It was expected to be a short-run release of a niche movie. But a wave of social media interest in Northern Soul, a film about the 1970s British dance movement which will be released on Friday, is turning it into a nationwide success beyond the dreams of its creators.
Directed by Elaine Constantine, the film tells the story of two working-class teenagers from an industrial town who discover northern soul, a DJ-led movement at the tailend of the British mod scene that was started by the popularity of black American soul music, particularly focusing on rare gems released on obscure labels. Starring two previously unknown actors, Elliot James Langridge and Josh Whitehouse, it includes cameos from Ricky Tomlinson, Lisa Stansfield, Christian McKay, Steve Coogan and John Thompson.

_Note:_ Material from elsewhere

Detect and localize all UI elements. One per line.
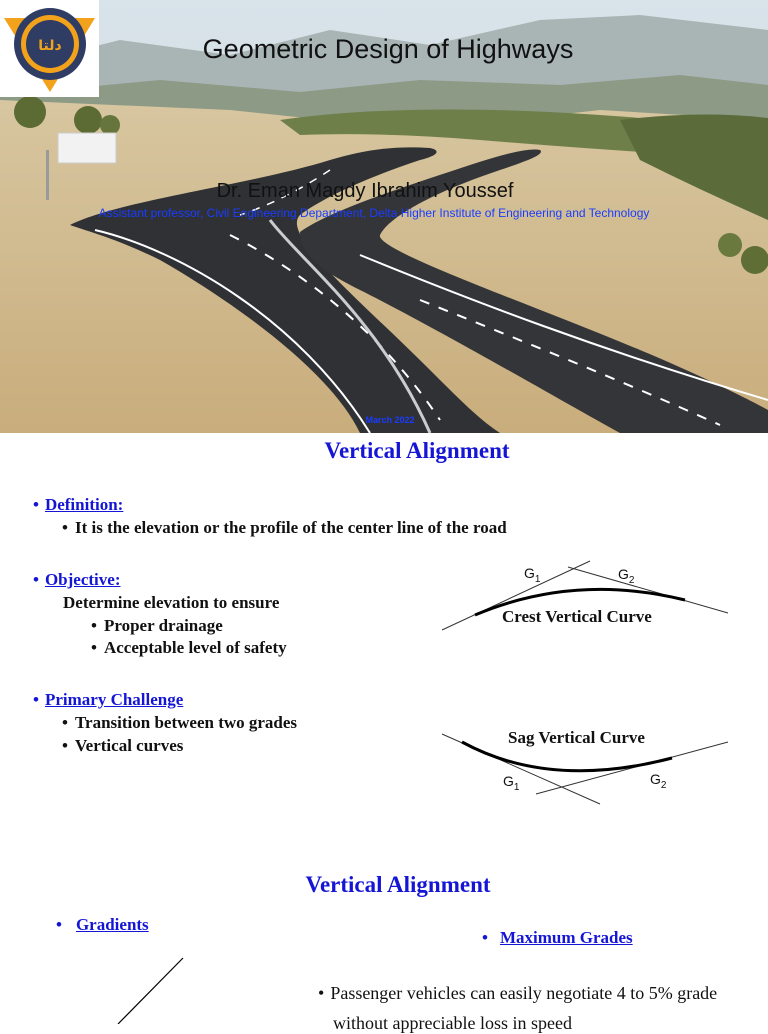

The film was planned to screen at a few selected venues, but a surge in demand fed by social media sites has meant that it is now showing in 125 cinemas around the country, making it one of the widest-ever short-window feature film releases. Cinemas have been overwhelmed with requests to show it, with one cinema reportedly booked out by a single person who has distributed the tickets among his friends.
More cinemas are being added through Ourscreen, a Kickstarter-style online platform that allows film fans to influence their local cinema’s programme. There are currently 23 cinemas on the Ourscreen website either confirmed or under consideration to screen Northern Soul.
The enthusiasm for the film has taken even Constantine by surprise. The director, who began her career taking photographs in clubs before working for magazines such as the The Face, i-D and Vogue, was turned down by all of the arts funding bodies when she decided to make the film. Her attempts to attract private investors failed to attract big benefactors, so Constantine and her husband remortgaged their home and spent all their savings on the project.
“We never knew whether we were going to get a big cinematic release or not. Me and the producer, Debbie, were thinking we’d probably get a few screens,” she said, “but when we announced the release day a lot of fans were indignant about it not being screened in their home town. A Facebook page was set up by fans urging others to petition the cinemas.”
Constantine had been trying to get the film made for several years. To teach the young actors, as well as hundreds of extras, to dance to the music in the film, she and a few of her friends set up a monthly club night in a room above a pub in Islington, north London, as well as one in Bolton some years ago. After each session she would post footage online to attract new dancers and by last year their Facebook channel had 30,000 followers. “We needed to populate the club scene for the film, and we wanted a young core audience of northern soul to do that. Kids started coming to the dance sessions, and then their friends. Lots of them would go, ‘What was that you played last week, can we get a copy?’ and ended up buying vinyl and DJ-ing themselves. It was really like the youth club situation that I came through when I discovered northern soul.”
Ian Cartwright, director of Ourscreen, said that, although he had expected the film to be popular, he had not anticipated this level of demand. “We knew it would have a really big and active fanbase. From seeing their social media, whenever something new about the film was put up it always got a lot of traction online. We’ve had thousands of emails in requesting the film be put in other cinemas around the country. And we’ve also had a few new cinemas come on board because they’ve wanted to play the film and use Ourscreen to programme the film into their cinemas.”